Larissa – a real identidade de todos os ilegais foi preservada – atravessou a fronteira do México com o marido e o filho de 6 anos em novembro. Pensava que teria nos EUA uma vida melhor do que a que levava em Minas Gerais, onde trabalhava em uma plantação de café. Mas o sonho ficou para trás.
Logo na entrada, o marido ficou detido no centro de imigração e foi deportado há dez dias. Sem falar inglês, sem documentos, sem emprego, sem o marido e com o filho, Larissa sabia que seus dias não seriam fáceis quando chegou a Newark, mas não imaginava que estaria no epicentro de uma pandemia. “Viemos com a ideia de trabalhar e conseguir comprar uma casa. Deu tudo errado. Eu só choro”, afirma.
Newark fica no Estado de New Jersey, a cerca de 15 minutos do centro de Manhattan. Na última semana, Nova York viveu seus dias mais duros desde que o Estado passou a concentrar mais de 40% dos casos de coronavírus nos EUA – país que tem hoje mais de meio milhão de infectados e 22 mil mortos por covid-19.
Para o imigrante ilegal, enfrentar a crise é quase uma batalha perdida, porque muitos não têm plano de saúde, não falam inglês, sobrevivem de trabalho informal e, sem documentação regularizada, não terão ajuda do governo. Hoje, mais de 3 milhões de pessoas que vivem em Nova York são estrangeiros – 38% dos moradores da cidade. A estimativa é que 600 mil sejam imigrantes ilegais.
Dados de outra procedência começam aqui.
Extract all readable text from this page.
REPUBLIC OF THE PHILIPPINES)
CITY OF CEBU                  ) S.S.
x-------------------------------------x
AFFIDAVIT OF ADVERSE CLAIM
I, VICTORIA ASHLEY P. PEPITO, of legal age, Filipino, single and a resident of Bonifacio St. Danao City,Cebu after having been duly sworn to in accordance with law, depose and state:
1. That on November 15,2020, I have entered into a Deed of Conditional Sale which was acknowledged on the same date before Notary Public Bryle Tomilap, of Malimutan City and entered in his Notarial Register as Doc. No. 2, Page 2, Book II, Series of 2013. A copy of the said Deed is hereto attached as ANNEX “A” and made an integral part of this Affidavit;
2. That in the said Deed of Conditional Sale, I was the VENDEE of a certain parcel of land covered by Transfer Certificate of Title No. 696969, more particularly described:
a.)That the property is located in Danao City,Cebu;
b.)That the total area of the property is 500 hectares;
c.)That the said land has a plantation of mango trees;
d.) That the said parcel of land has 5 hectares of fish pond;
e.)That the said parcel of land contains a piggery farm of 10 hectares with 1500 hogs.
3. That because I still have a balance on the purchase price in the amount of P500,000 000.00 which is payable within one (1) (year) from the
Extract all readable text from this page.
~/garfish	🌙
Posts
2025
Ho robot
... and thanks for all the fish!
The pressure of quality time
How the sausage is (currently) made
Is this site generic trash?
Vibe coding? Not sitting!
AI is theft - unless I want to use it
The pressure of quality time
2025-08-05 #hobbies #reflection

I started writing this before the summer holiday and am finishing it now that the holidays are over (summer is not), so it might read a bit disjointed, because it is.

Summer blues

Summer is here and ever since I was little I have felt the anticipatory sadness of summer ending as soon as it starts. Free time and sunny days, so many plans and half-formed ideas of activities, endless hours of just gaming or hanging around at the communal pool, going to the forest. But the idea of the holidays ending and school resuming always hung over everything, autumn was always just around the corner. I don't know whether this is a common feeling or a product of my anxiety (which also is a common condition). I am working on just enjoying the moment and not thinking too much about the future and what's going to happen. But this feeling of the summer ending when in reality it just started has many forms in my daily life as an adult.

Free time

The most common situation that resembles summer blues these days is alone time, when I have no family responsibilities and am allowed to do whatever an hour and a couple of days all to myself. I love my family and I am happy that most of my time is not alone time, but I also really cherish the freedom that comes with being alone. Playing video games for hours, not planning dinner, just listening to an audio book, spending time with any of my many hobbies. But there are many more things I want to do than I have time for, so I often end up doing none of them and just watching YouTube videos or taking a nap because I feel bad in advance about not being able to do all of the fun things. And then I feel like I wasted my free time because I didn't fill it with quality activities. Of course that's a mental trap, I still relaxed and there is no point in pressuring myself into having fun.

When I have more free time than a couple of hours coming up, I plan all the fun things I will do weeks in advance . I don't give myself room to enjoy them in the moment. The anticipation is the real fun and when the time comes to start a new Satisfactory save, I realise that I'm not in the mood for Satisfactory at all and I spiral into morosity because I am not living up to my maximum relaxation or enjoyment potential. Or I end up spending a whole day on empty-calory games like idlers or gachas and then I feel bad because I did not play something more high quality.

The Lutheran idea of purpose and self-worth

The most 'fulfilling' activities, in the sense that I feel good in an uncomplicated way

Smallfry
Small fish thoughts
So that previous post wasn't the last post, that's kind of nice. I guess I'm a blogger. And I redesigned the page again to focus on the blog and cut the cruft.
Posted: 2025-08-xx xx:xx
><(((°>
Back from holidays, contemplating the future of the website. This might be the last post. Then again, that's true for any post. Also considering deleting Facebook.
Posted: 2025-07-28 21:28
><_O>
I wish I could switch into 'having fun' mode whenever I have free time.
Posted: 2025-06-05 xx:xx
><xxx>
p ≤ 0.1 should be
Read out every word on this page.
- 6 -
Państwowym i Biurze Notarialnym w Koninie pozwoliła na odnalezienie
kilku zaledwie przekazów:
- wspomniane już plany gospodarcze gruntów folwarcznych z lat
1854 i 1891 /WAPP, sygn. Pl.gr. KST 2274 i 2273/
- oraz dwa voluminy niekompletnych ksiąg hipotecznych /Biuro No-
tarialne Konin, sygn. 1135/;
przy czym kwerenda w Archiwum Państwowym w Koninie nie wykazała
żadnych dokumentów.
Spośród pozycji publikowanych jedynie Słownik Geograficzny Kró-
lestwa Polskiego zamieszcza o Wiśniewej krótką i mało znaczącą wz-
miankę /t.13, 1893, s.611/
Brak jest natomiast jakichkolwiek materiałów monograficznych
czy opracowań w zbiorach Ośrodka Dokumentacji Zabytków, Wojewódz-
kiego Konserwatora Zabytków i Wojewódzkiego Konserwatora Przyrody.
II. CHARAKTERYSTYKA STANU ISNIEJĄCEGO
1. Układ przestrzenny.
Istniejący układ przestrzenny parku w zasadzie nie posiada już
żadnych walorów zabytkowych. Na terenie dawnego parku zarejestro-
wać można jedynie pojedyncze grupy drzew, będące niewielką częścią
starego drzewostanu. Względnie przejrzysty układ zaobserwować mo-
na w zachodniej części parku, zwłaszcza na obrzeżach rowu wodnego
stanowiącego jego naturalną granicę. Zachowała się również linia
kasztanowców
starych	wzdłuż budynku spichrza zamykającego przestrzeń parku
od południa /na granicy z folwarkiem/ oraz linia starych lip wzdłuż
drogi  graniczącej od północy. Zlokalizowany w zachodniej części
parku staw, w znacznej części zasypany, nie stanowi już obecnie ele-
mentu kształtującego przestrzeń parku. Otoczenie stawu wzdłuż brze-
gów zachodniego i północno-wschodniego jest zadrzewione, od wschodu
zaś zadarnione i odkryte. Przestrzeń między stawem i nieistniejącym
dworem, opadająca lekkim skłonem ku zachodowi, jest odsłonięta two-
No país inteiro, cerca de 11 milhões vivem ilegalmente, segundo o Pew Research Center.
No caso dos brasileiros, uma rede de apoio informal tem dado comida e apoio aos que precisam de ajuda. “A maior parte dos brasileiros da região não tem documento e está empregada no setor de serviços ou informal. É a comunidade que está sofrendo mais. A maioria não tem reserva financeira, ou tem para só um mês”, afirma Alejandra Merklen, do Grupo Mulheres do Brasil NY.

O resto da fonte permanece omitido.